Beberapa tulisan para pendeta
Kristen di Indonesia banyak sekali menggunakan istilah-istilah Islam yang sudah
resmi dan formal digunakan sebagai istilah “ekslusif” dalam Islam. Salah satu
istilah yang sudah biasa digunakan adalah lafadz “Allah”. Lafadz ini
adalah murni istilah Islam, tidak bisa sembarangan digunakan, meskipun ketiga
agama Semit mengklaim masih menggunakannya.
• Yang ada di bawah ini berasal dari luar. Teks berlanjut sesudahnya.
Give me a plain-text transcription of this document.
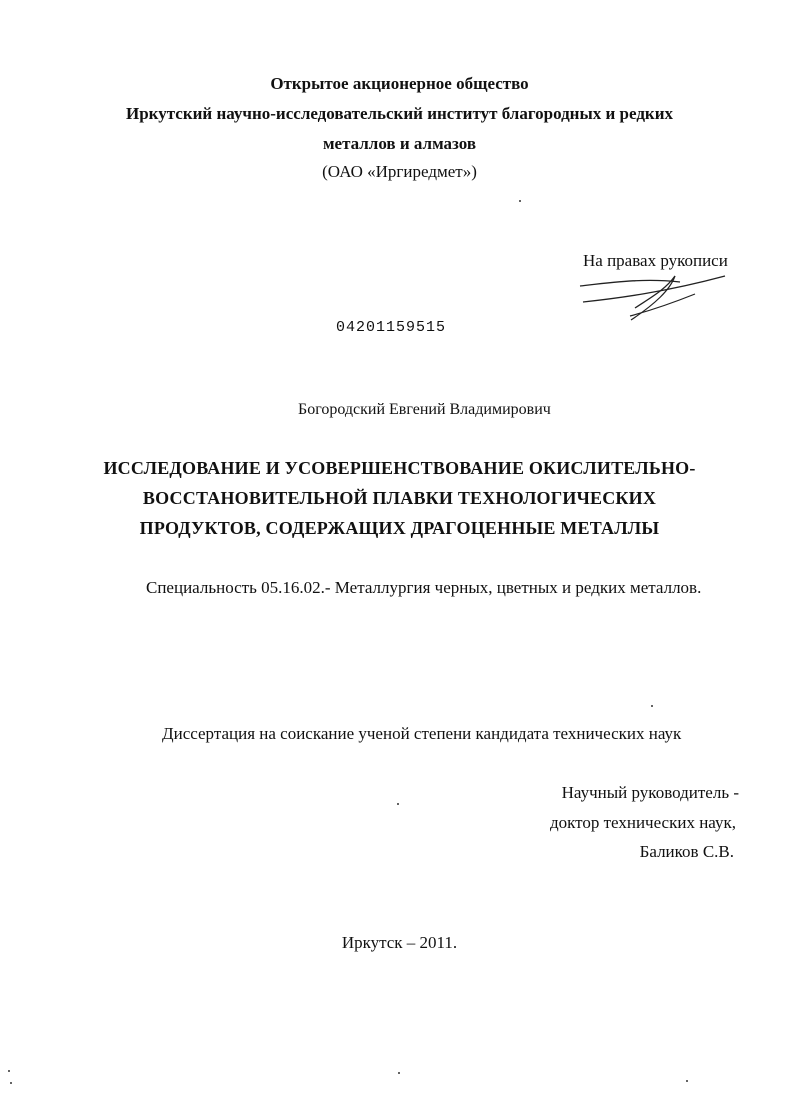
Открытое акционерное общество
Иркутский научно-исследовательский институт благородных и редких
металлов и алмазов
(ОАО «Иргиредмет»)
На правах рукописи
04201159515
Богородский Евгений Владимирович
ИССЛЕДОВАНИЕ И УСОВЕРШЕНСТВОВАНИЕ ОКИСЛИТЕЛЬНО-
ВОССТАНОВИТЕЛЬНОЙ ПЛАВКИ ТЕХНОЛОГИЧЕСКИХ
ПРОДУКТОВ, СОДЕРЖАЩИХ ДРАГОЦЕННЫЕ МЕТАЛЛЫ
Специальность 05.16.02.- Металлургия черных, цветных и редких металлов.
Диссертация на соискание ученой степени кандидата технических наук
Научный руководитель -
доктор технических наук,
Баликов С.В.
Иркутск – 2011.
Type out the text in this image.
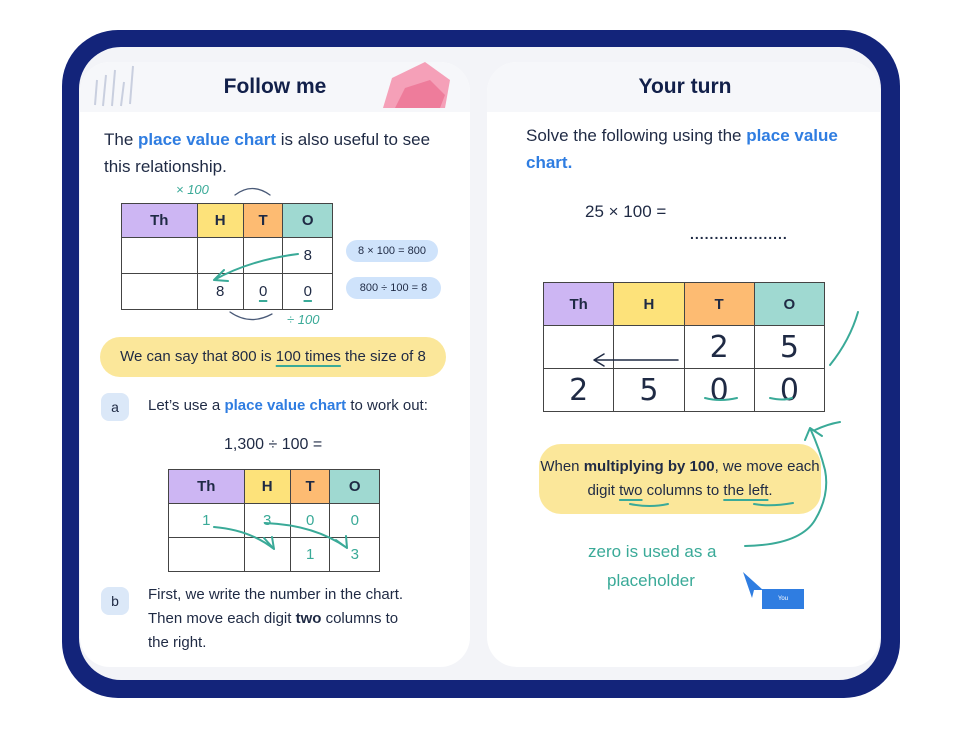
Follow me
The place value chart is also useful to see this relationship.
× 100
÷ 100
Th	H	T	O
			8
	8	0	0
8 × 100 = 800
800 ÷ 100 = 8
We can say that 800 is 100 times the size of 8
a	Let’s use a place value chart to work out:
1,300 ÷ 100 =
Th	H	T	O
1	3	0	0
		1	3
b	First, we write the number in the chart.
Then move each digit two columns to
the right.
Your turn
Solve the following using the place value chart.
25 × 100 =
....................
Th	H	T	O
		2	5
2	5	0	0
When multiplying by 100, we move each digit two columns to the left.
zero is used as a
placeholder
You
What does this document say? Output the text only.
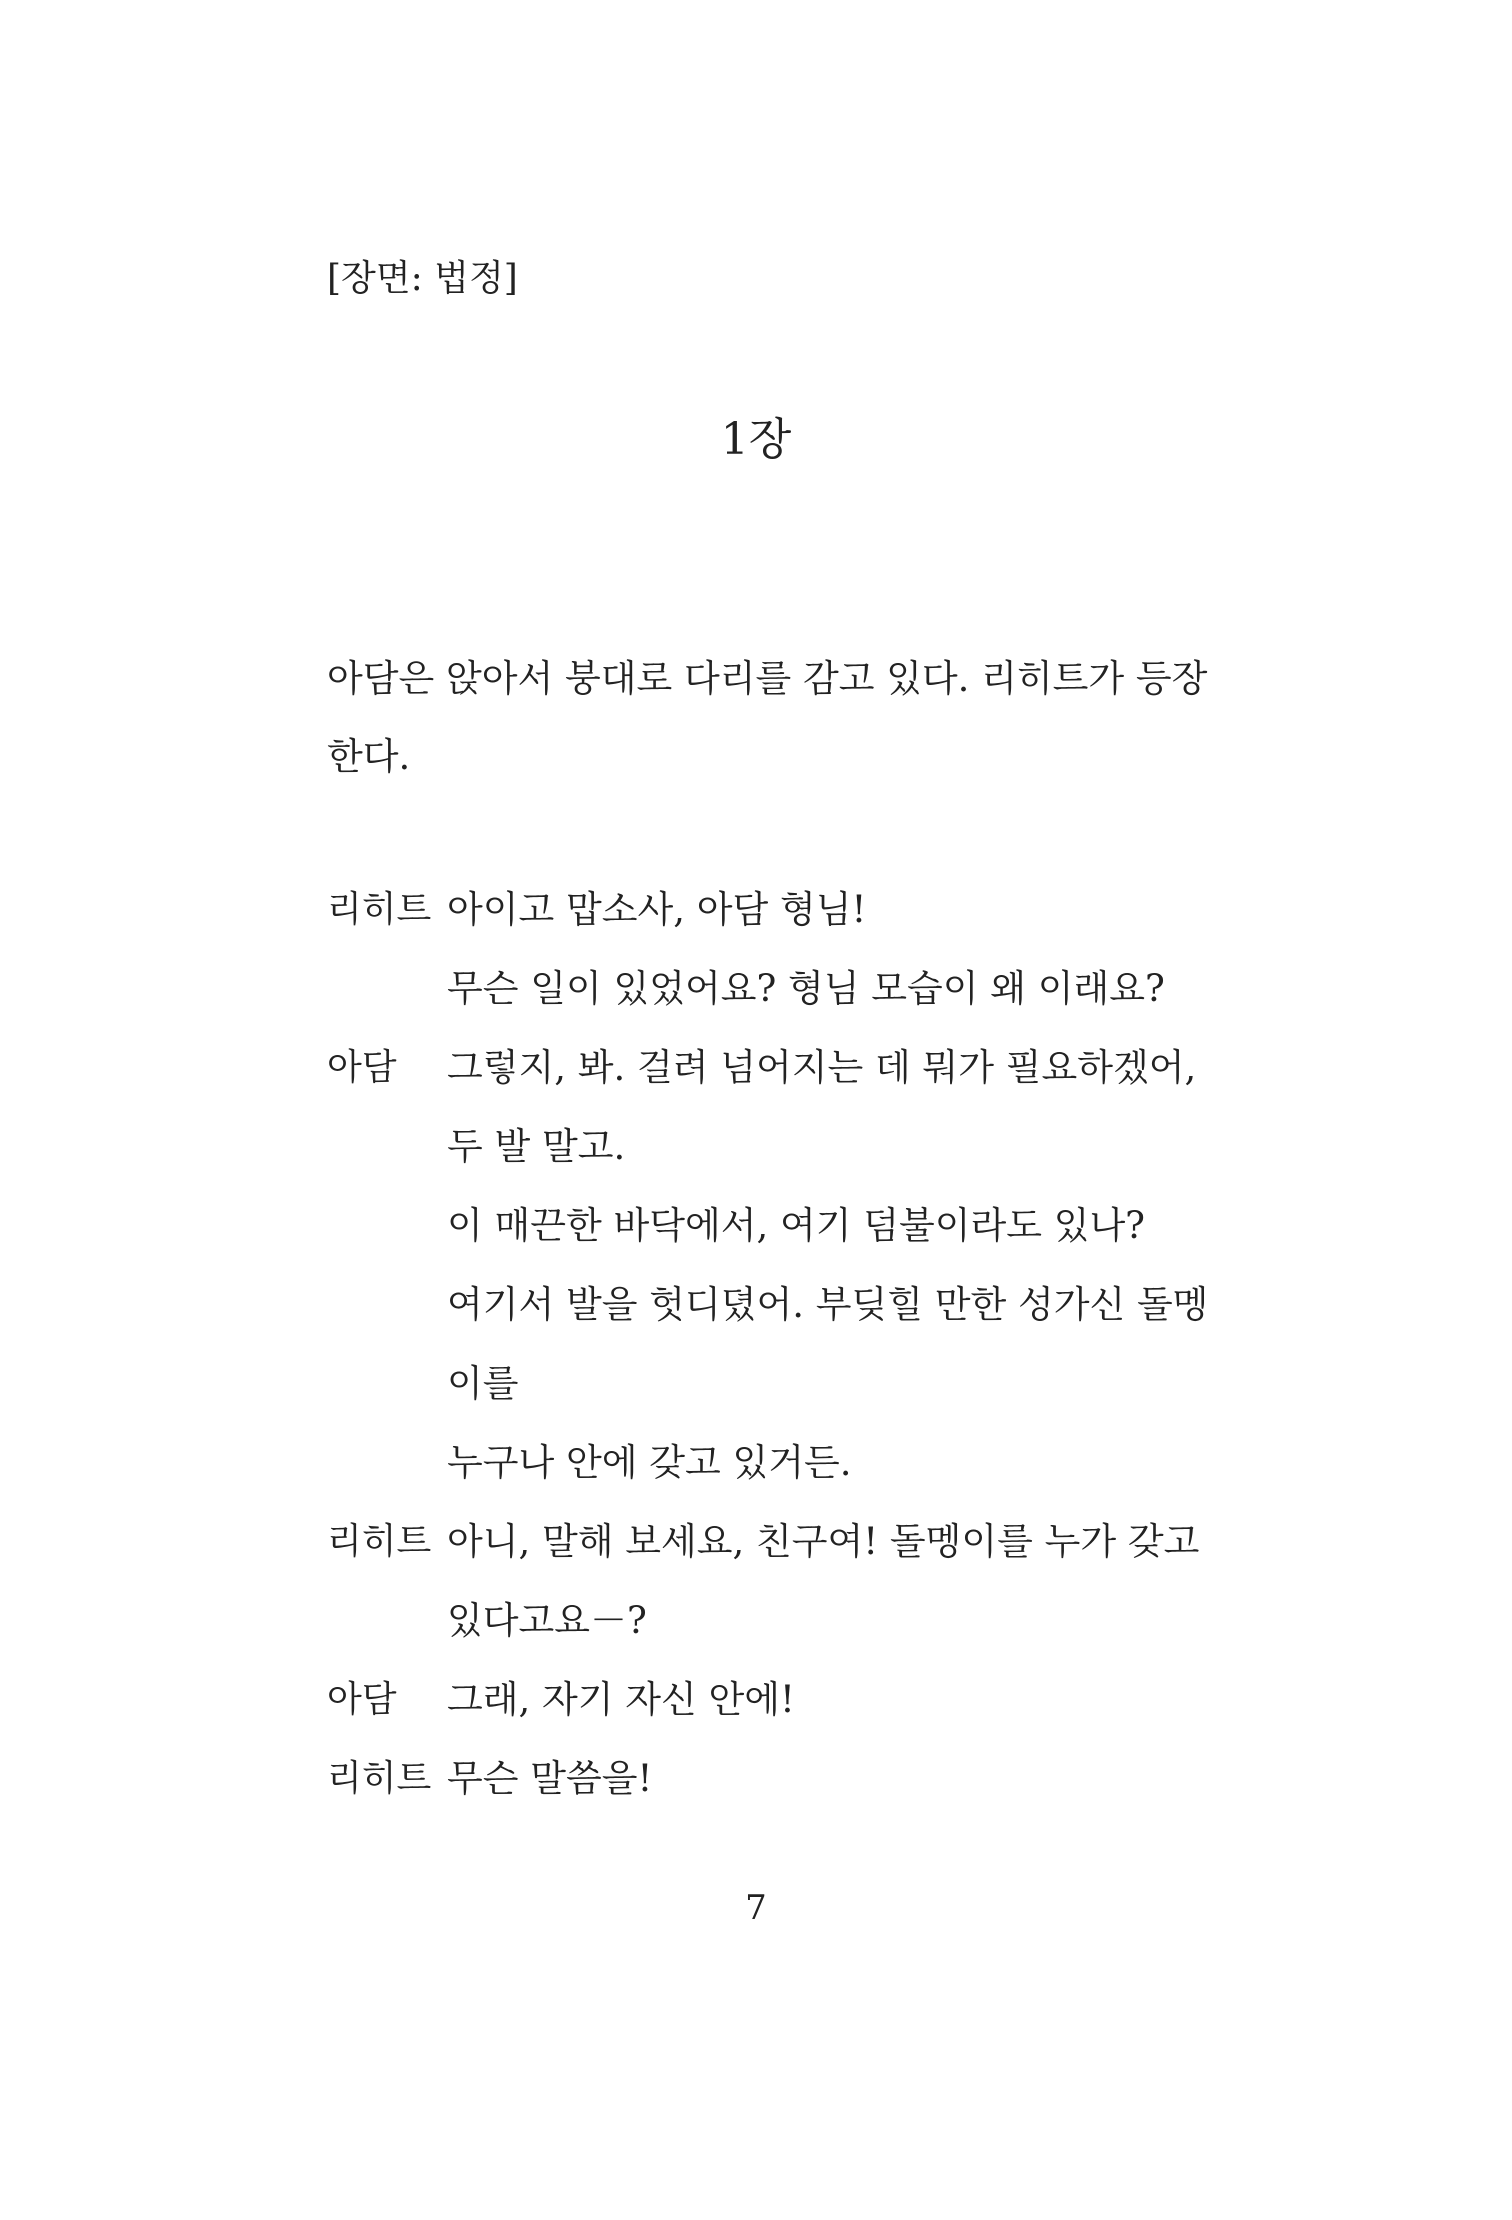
[장면: 법정]
1장
아담은 앉아서 붕대로 다리를 감고 있다. 리히트가 등장
한다.
리히트 아이고 맙소사, 아담 형님!
무슨 일이 있었어요? 형님 모습이 왜 이래요?
아담 그렇지, 봐. 걸려 넘어지는 데 뭐가 필요하겠어,
두 발 말고.
이 매끈한 바닥에서, 여기 덤불이라도 있나?
여기서 발을 헛디뎠어. 부딪힐 만한 성가신 돌멩
이를
누구나 안에 갖고 있거든.
리히트 아니, 말해 보세요, 친구여! 돌멩이를 누가 갖고
있다고요－?
아담 그래, 자기 자신 안에!
리히트 무슨 말씀을!
7
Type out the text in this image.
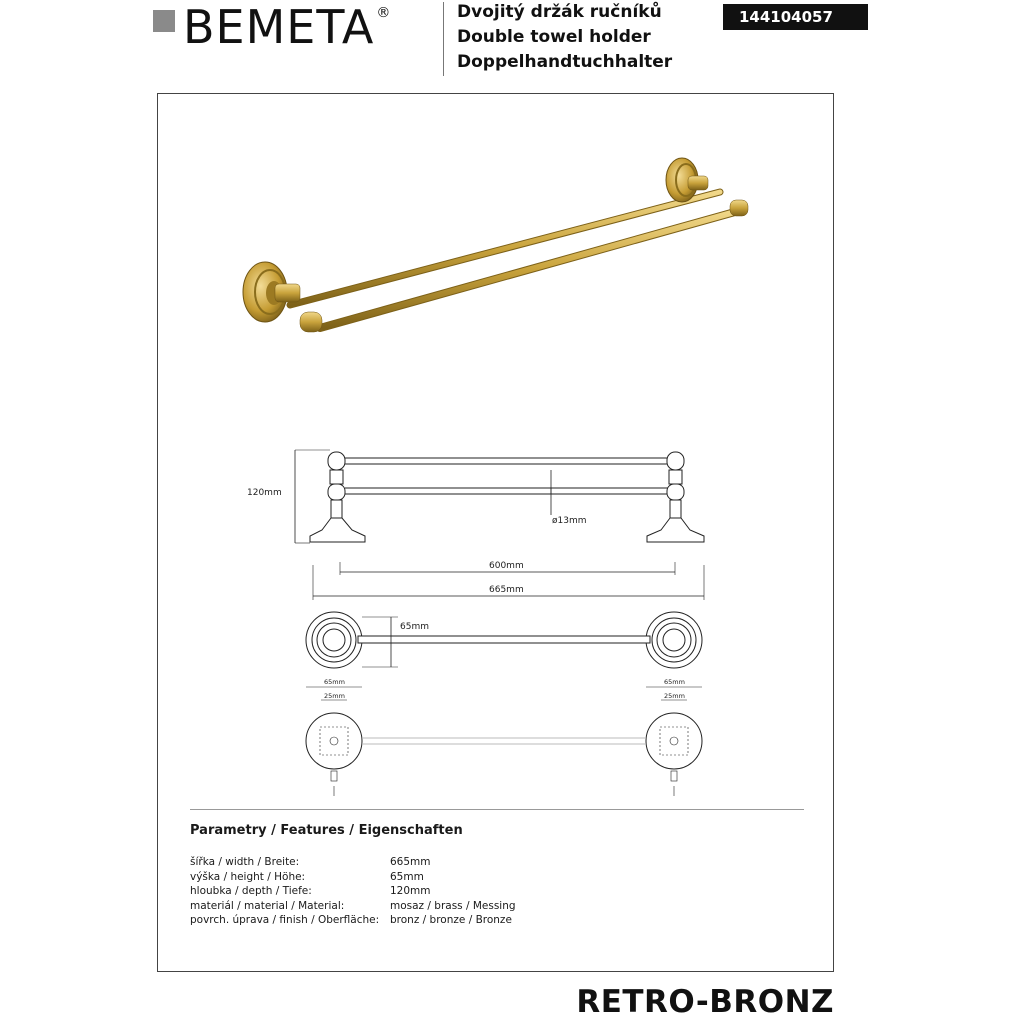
BEMETA ®	Dvojitý držák ručníků
Double towel holder
Doppelhandtuchhalter
144104057
120mm
ø13mm
600mm
665mm
65mm
65mm
25mm
65mm
25mm
Parametry / Features / Eigenschaften
šířka / width / Breite:	665mm
výška / height / Höhe:	65mm
hloubka / depth / Tiefe:	120mm
materiál / material / Material:	mosaz / brass / Messing
povrch. úprava / finish / Oberfläche:	bronz / bronze / Bronze
RETRO-BRONZ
Tulisan ini akan mengulas konsep
“Allah” secara umum, yang biasa dikenal dalam agama-agama Semit
(Yahudi→Kristen→Islam) yang dikenal sebagai Abrahamic religions. Dan kita akan
melihat bahwa Islam benar-benar satu agama yang teguh ‘melestarikan’ konsep
“Allah” ini.
Konsep “Allah” dalam Islam ini
diakui dengan sangat baik oleh Dr. Jerald F. Dirk dalam bukunya “Salib di
Bulan Sabit” (Serambi, 2006). Mantan diaken di ‘Gereja Metodis Bersatu’ ini
mencatat bahwa “penggunaan kata Allah sering kali terdengar aneh, esoterik, dan
asing bagi telinga orang Barat. Allah adalah kata dalam bahasa Arab yang berasal
dari pemadatan al dan Ilah. Ia berarti Tuhan atau menyiratkan
Satu Tuhan. Secara linguistik, bahasa Ibrani dan bahasa Arab terkait dengan
bahasa-bahasa semitik, dan istilah Arab Allah atau al-Ilah terkait
dengan El dalam bahasa Ibrani, yang berarti “Tuhan”.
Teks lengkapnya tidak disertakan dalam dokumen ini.